O mérito vai em primeiro lugar todo para ele. Porque deu vida e corpo a uma empresa extraordinária e gerou uma cultura de valores que permitiram que ela se fosse adaptando e ganhando nova vida ao longo dos anos.
Em segundo lugar o mérito é de todos os que trabalharam e deram muito das suas energias e da sua vida pela empresa. Sem eles a empresa não existiria. Penso que terão sido, nestas sete décadas, milhares de trabalhadores e suas famílias. Até pais e filhos.
Este prémio também lhes pertence e é por isso que tenho muita honra em partilhar com todos eles este momento de satisfação.
Este prémio é também mérito desta terra S. Bartolomeu de Messines e dos seus filhos, que sempre acarinharam a empresa, que manteve aqui as suas instalações, numa homenagem ao seu fundador e na convicção da sua importância social.

A que se deve a longevidade da TEÓFILO?
Deve-se em primeiro lugar à capacidade de compreender as alterações estruturais da economia ao longo de décadas e de alterar e adaptar a estratégia e os objetivos de negócios da empresa às novas realidades. A economia nos anos sessenta nada tinha a ver com o pós guerra ou com as alterações que se seguiram ao 25 de Abril, com a conquista da Liberdade e o fim da guerra colonial. E hoje, a economia já tem pouco a ver com o quadro de há 15-20 anos. Pense-se no fim da indústria e das exportações da amêndoa e do figo. Pense-se no abalo provocado pelas grandes superfícies no comércio alimentar. Veja-se quantas empresas desapareceram.
A empresa Teófilo Fontainhas Neto com muito esforço, sem dúvida, teve que alterar e até eliminar negócios. Tivemos a lucidez de nos adaptar às novas realidades, reestruturando a empresa, concentrando atividades, modernizando e racionalizando as estruturas de funcionamento. Foi este o segredo.
Fê-lo muitas vezes sozinha e contrariando outras opiniões até de colegas de atividade, enfrentando resistências e a falta de apoio de poderosos agentes comerciais e financeiros do país. Fê-lo mesmo sentindo-se impotente perante as políticas erradas de governos que abriram espaço e facilitaram a vida a grandes grupos em expansão na área da distribuição e desprezaram por exemplo, com as políticas da União Europeia, a agricultura e a agroindústria. Deixamos de produzir, por exemplo, figos e amêndoas em quantidades que possibilitassem a sua industrialização.

Como vê a situação atual e as perspetivas de futuro da TEÓFILO?
Todos nós, cidadãos, percebemos que estamos a entrar num período de instabilidade e incerteza a nível internacional. Não sabemos as consequências da nova política americana, não temos certezas sobre o futuro da União Europeia… Se este quadro se agravar, Portugal – pequena economia e com debilidades económicas e financeiras – pode vir a ter que enfrentar novas dificuldades. E o Algarve também.
Portanto podemos ter que adequar novamente as nossas empresas, não só a Teófilo, a essa realidade. Temos que pensar já hoje e ganhar coragem e energias para enfrentar essa eventual situação. O que exige inteligência, esforço de análise e sangue frio.
A TEOFILO FONTAINHAS NETO está atenta pois atua em setores sensíveis, na área da distribuição alimentar e principalmente de bebidas, e de transformação industrial e exportação na área da alfarroba.

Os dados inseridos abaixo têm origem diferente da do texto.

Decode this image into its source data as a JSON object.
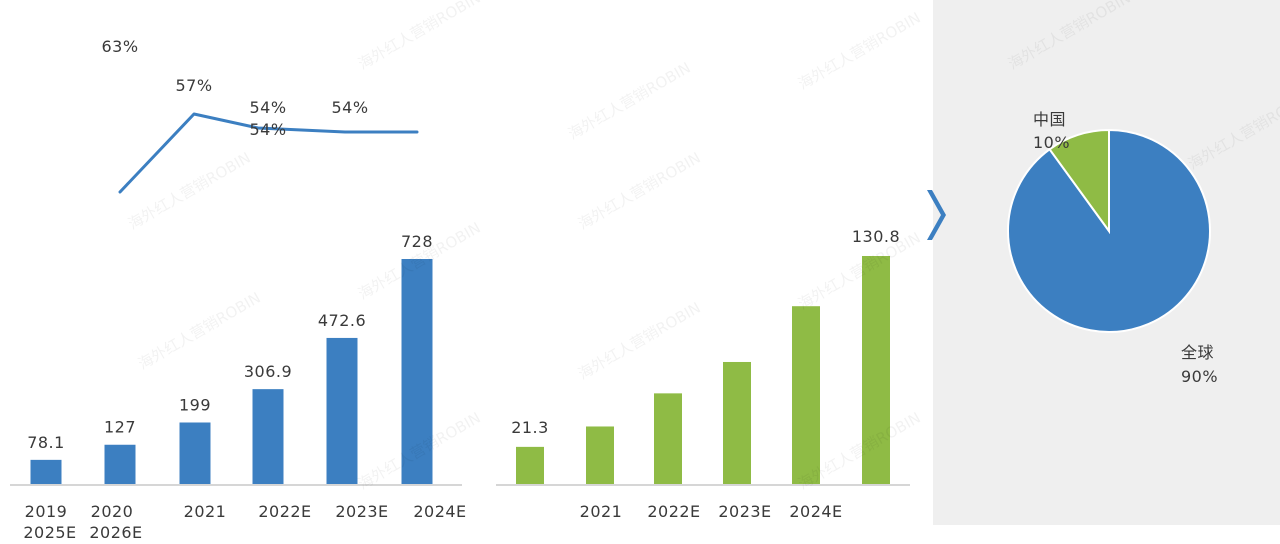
{
  "watermark": "海外红人营销ROBIN",
  "colors": {
    "blue": "#3c7fc1",
    "green": "#8fbb45",
    "axis": "#c9c9c9",
    "panel": "#efefef"
  },
  "chart_data": [
    {
      "type": "bar",
      "categories": [
        "2019",
        "2020",
        "2021",
        "2022E",
        "2023E",
        "2024E"
      ],
      "extra_tick_labels": [
        "2025E",
        "2026E"
      ],
      "values": [
        78.1,
        127,
        199,
        306.9,
        472.6,
        728
      ],
      "data_labels": [
        "78.1",
        "127",
        "199",
        "306.9",
        "472.6",
        "728"
      ],
      "ylim": [
        0,
        800
      ]
    },
    {
      "type": "line",
      "points": [
        {
          "label": "63%",
          "value": 63
        },
        {
          "label": "57%",
          "value": 57
        },
        {
          "label": "54%",
          "value": 54
        },
        {
          "label": "54%",
          "value": 54
        },
        {
          "label": "54%",
          "value": 54
        }
      ],
      "ylim": [
        50,
        66
      ]
    },
    {
      "type": "bar",
      "categories": [
        "",
        "2021",
        "2022E",
        "2023E",
        "2024E",
        ""
      ],
      "values": [
        21.3,
        33,
        52,
        70,
        102,
        130.8
      ],
      "data_labels": [
        "21.3",
        "",
        "",
        "",
        "",
        "130.8"
      ],
      "ylim": [
        0,
        140
      ]
    },
    {
      "type": "pie",
      "slices": [
        {
          "name": "全球",
          "value": 90,
          "label": "90%"
        },
        {
          "name": "中国",
          "value": 10,
          "label": "10%"
        }
      ]
    }
  ]
}
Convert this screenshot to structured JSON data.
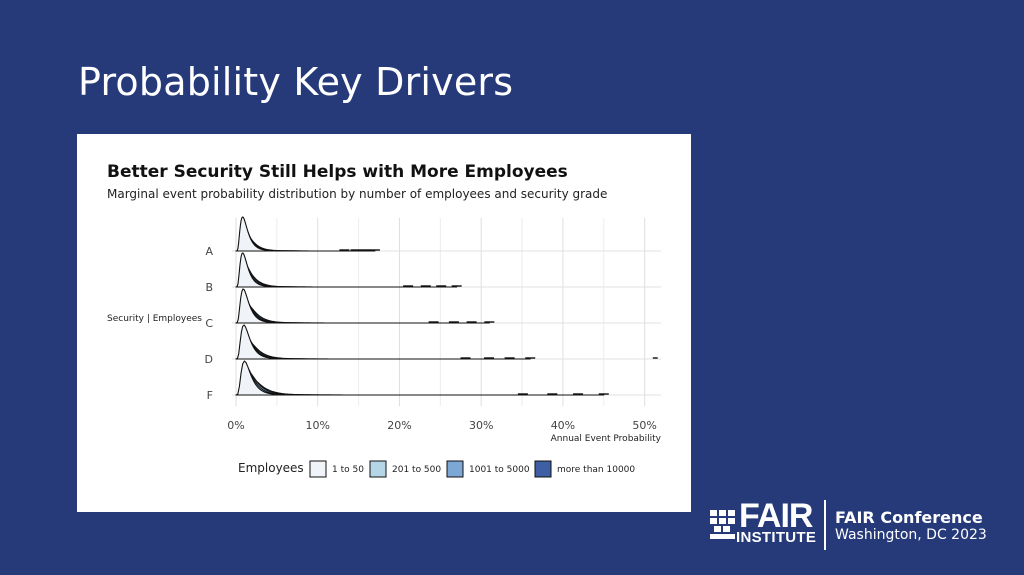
{
  "slide": {
    "title": "Probability Key Drivers"
  },
  "logo": {
    "word1": "FAIR",
    "word2": "INSTITUTE",
    "conference": "FAIR Conference",
    "location": "Washington, DC 2023"
  },
  "colors": {
    "background": "#263a7a",
    "card": "#ffffff",
    "series": [
      "#f0f3f7",
      "#b4d6e6",
      "#7da7d4",
      "#3e5fa3"
    ]
  },
  "chart_data": {
    "type": "ridgeline",
    "title": "Better Security Still Helps with More Employees",
    "subtitle": "Marginal event probability distribution by number of employees and security grade",
    "xlabel": "Annual Event Probability",
    "ylabel": "Security | Employees",
    "x_ticks": [
      "0%",
      "10%",
      "20%",
      "30%",
      "40%",
      "50%"
    ],
    "xlim": [
      0,
      0.52
    ],
    "categories": [
      "A",
      "B",
      "C",
      "D",
      "F"
    ],
    "legend_title": "Employees",
    "legend_position": "bottom",
    "grid": true,
    "series": [
      {
        "name": "1 to 50",
        "color": "#f0f3f7"
      },
      {
        "name": "201 to 500",
        "color": "#b4d6e6"
      },
      {
        "name": "1001 to 5000",
        "color": "#7da7d4"
      },
      {
        "name": "more than 10000",
        "color": "#3e5fa3"
      }
    ],
    "peaks": {
      "A": [
        0.011,
        0.012,
        0.013,
        0.015
      ],
      "B": [
        0.011,
        0.012,
        0.014,
        0.016
      ],
      "C": [
        0.012,
        0.013,
        0.015,
        0.018
      ],
      "D": [
        0.013,
        0.014,
        0.016,
        0.019
      ],
      "F": [
        0.014,
        0.016,
        0.019,
        0.022
      ]
    },
    "tail_extent": {
      "A": 0.17,
      "B": 0.27,
      "C": 0.31,
      "D": 0.36,
      "F": 0.45
    }
  }
}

Claro, tudo será mais fácil se o país tiver uma estratégia económica acertada. Nacional e regional. E isso não se faz só com palavras. Importa conhecer as realidades das regiões, dos diferentes setores e das empresas e mobilizar energias para uma ação comum! Mas isso é política… Claro que é! E os empresários também têm que estar presentes nessa frente.
Pelo meu lado como empresário do Algarve e com a sua base em S. Bartolomeu de Messines, como dirigente empresarial regional e nacional, e como cidadão, não fugirei às minhas responsabilidades e estarei nessa luta como estive em todas as outras.